Achtsamkeit deinen Gedanken gegenüber ist wichtig, denn sie bestimmen dein zukünftiges Sein! Du kannst deine Visionen erfahren lernen, wenn du dir selbst treu bleibst und ins tiefe Vertrauen gehst. Das ist der Weg, der aktives Handeln nach sich zieht. Tief in dir ist eine Instanz, die genau weiß, was zu dir gehört und  du dir ersehnst und wie du es erreichen wirst. Lass dich führen und glaub an deine Sehnsucht, lass alles los, was dir nicht mehr entspricht und akzeptiere, dass du das Leben nicht kontrollieren kannst. Gewohntes aus der Vergangenheit mag verlockend sein, aber es ist deine alte Prägung des äußeren Scheines, die dich in 3D gefangen hält und losgelassen werden muss, damit du dich und dein wahres Ich leben kannst.  Nichts kann die Materialisation deiner Wünsche verhindern, außer du selbst.

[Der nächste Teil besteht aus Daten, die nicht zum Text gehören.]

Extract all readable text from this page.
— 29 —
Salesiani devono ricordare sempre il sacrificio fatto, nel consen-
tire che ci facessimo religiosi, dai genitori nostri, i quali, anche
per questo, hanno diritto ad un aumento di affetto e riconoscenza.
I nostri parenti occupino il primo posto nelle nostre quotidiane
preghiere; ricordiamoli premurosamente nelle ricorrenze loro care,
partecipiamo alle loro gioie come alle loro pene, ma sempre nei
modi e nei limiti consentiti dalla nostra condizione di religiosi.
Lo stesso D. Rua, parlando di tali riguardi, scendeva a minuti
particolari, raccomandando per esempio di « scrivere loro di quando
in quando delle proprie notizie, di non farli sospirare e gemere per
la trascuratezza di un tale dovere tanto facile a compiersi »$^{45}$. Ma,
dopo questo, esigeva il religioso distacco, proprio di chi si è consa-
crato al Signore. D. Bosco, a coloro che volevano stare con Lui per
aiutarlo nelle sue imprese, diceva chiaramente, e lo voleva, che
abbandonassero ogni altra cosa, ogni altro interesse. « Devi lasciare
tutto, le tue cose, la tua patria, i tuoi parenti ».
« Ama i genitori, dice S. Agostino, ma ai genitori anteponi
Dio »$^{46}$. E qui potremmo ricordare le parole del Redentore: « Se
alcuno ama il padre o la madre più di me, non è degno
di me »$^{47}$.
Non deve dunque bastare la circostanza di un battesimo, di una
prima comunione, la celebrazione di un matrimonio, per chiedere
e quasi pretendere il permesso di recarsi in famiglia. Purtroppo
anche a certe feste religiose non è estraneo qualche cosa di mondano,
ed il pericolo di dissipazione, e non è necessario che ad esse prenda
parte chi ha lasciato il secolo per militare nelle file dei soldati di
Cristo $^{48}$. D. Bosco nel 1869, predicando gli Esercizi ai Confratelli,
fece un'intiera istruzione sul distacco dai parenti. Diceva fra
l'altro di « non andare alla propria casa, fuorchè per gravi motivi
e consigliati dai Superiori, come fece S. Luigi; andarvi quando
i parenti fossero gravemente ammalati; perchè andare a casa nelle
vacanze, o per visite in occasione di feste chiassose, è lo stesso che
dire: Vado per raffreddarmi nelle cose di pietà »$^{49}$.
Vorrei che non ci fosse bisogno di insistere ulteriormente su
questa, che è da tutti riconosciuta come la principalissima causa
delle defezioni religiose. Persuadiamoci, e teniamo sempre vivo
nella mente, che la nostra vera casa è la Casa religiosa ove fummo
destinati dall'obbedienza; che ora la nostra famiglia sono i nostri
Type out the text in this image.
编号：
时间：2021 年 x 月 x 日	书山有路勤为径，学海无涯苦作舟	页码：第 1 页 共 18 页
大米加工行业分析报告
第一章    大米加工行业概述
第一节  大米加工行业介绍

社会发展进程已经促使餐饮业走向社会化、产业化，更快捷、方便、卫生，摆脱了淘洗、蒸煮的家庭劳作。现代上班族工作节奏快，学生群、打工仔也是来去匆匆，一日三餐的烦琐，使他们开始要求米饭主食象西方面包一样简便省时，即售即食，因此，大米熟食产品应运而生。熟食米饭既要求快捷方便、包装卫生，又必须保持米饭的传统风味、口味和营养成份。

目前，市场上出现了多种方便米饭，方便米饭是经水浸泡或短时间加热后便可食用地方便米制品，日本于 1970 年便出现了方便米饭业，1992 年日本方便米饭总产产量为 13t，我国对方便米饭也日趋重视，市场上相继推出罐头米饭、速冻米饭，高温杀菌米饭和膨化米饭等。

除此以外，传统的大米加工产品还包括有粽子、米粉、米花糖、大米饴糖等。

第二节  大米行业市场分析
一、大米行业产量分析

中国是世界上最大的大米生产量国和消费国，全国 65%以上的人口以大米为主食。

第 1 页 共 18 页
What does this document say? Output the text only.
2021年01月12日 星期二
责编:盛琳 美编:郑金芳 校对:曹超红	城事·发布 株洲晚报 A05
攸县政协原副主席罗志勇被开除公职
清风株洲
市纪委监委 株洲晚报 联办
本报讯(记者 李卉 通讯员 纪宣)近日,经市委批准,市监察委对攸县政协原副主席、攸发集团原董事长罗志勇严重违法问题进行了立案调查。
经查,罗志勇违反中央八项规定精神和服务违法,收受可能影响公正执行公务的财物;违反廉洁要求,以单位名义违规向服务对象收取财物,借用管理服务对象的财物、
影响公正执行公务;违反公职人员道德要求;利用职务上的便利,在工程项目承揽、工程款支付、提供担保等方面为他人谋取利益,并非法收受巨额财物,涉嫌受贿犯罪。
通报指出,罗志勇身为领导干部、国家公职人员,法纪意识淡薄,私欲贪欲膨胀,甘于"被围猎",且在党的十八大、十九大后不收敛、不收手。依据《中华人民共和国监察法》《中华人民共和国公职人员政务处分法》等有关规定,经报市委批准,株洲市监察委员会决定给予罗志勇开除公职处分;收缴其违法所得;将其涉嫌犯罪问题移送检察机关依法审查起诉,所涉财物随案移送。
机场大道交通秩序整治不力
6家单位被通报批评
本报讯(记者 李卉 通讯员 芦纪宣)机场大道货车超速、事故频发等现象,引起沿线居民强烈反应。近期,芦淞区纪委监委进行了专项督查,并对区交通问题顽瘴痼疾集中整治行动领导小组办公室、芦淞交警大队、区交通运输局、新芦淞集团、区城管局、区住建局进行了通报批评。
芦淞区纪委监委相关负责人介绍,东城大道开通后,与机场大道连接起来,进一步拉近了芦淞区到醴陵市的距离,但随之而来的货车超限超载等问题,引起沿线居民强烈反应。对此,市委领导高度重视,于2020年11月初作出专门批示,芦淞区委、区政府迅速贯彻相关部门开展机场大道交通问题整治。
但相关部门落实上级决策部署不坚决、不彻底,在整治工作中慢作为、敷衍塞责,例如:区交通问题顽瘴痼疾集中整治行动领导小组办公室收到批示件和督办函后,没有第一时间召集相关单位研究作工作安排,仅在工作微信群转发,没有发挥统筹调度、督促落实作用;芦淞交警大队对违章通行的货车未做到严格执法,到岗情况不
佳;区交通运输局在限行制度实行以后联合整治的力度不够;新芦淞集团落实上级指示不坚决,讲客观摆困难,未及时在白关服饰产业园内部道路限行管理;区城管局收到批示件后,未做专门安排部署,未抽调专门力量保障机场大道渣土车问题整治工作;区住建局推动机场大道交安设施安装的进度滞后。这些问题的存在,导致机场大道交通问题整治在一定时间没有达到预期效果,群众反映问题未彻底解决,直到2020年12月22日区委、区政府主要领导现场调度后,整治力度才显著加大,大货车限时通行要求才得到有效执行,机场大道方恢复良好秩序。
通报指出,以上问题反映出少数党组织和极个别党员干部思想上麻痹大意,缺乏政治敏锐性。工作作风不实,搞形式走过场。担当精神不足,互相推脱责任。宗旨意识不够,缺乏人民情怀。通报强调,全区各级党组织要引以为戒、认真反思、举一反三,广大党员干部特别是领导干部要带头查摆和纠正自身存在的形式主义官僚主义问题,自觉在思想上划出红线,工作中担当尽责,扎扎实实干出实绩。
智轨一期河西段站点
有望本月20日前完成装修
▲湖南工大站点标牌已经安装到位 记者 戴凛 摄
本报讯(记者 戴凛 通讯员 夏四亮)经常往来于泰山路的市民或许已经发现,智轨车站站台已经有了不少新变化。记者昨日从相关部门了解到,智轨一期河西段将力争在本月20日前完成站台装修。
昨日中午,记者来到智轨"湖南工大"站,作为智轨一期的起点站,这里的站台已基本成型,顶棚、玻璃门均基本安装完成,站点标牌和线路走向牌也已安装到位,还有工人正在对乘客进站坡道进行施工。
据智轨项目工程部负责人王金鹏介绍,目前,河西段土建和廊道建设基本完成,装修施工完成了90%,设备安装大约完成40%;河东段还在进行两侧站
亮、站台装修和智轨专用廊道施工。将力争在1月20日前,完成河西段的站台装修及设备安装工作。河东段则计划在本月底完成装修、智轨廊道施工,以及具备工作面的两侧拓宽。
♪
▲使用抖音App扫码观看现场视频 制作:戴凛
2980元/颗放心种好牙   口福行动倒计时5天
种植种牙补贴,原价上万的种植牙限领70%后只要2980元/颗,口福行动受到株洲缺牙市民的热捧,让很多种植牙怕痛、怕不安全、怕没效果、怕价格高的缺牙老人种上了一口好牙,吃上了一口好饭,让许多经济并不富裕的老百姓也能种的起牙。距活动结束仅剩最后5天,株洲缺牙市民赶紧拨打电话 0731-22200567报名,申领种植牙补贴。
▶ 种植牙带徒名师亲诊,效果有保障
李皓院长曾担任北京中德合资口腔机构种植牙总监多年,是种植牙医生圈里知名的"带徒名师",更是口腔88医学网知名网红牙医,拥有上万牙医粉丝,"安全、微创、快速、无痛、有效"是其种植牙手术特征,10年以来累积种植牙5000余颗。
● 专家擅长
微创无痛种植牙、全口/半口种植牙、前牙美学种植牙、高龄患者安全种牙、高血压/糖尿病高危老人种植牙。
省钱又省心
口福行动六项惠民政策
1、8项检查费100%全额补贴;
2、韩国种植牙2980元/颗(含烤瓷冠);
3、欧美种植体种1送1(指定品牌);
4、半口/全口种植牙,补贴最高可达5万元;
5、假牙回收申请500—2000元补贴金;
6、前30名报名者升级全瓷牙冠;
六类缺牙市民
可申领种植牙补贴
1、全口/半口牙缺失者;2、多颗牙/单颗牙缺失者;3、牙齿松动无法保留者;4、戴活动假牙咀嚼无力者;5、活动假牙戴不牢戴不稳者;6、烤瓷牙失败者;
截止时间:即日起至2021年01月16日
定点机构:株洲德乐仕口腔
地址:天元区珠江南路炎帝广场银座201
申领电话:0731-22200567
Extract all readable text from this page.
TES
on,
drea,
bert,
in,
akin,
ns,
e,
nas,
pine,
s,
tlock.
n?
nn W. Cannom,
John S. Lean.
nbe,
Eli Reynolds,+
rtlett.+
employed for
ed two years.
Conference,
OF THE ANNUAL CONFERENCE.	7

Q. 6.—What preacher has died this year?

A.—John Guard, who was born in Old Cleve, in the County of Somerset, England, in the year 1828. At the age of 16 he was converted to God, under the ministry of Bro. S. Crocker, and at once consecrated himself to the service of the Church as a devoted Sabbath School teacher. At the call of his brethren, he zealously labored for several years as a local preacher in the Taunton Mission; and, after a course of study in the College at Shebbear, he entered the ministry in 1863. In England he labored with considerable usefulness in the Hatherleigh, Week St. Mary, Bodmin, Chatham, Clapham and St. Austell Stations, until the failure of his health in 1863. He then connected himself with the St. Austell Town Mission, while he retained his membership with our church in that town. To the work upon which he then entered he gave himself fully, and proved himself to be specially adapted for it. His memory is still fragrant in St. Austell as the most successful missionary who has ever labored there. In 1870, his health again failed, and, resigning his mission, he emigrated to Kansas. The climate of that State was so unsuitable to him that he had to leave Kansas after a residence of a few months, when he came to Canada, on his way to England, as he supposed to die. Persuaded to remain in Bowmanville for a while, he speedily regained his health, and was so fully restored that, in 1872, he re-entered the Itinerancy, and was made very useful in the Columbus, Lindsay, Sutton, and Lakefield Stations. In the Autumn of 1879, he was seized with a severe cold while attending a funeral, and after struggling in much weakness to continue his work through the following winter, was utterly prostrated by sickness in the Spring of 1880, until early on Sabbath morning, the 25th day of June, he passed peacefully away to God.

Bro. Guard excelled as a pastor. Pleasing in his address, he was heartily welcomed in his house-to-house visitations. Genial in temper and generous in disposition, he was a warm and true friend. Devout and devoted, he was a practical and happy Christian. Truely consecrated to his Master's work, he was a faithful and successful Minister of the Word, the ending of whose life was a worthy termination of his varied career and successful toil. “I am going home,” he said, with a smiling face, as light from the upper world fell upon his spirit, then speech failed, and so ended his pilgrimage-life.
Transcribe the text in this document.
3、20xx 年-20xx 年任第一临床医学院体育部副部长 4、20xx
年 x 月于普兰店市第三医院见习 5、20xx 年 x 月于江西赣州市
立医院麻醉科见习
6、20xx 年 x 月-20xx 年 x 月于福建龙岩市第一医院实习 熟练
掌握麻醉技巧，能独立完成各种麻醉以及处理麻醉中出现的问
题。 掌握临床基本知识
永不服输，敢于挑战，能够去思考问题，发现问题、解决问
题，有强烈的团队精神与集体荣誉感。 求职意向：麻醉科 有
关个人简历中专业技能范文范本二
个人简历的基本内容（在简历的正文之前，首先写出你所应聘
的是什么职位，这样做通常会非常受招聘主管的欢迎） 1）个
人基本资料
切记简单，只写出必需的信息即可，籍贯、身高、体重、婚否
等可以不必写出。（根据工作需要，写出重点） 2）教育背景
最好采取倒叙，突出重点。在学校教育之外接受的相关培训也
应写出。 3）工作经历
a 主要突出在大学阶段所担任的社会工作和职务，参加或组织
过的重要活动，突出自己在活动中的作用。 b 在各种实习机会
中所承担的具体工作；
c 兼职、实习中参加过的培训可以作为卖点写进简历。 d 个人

All dies und vieles mehr schenken uns die weiter stark ansteigenden Energien, aber wir müssen auch offen für das sein, was nicht nach 3D Ermessen sein kann...Unser Bewusstsein bestimmt, was wir wahrnehmen. Deshalb sind ruhige stille, in sich gekehrte Momente, sehr wichtig für uns. Achtet darauf, solche Momente zuzulassen, und zwar mitten im Alltag, und ihr werdet diesem gefestigt und gestärkt weiter begegnen können. Innere Einkehr halten, selbst wenn es nur wenige Minuten sind, erhöhen unsere Eigenschwingung und unsere Wahrnehmung nimmt um ein Vielfaches zu. Die Heilung ist in uns allen am Wirken. Du siehst sehr viel mehr von dem, was dir sonst verborgen bleibt. Und wenn du dem, was du wahrnimmst, mit viel Liebe begegnest, dann werden auch die zufriedenen und glücklichen Momente im Leben mehr.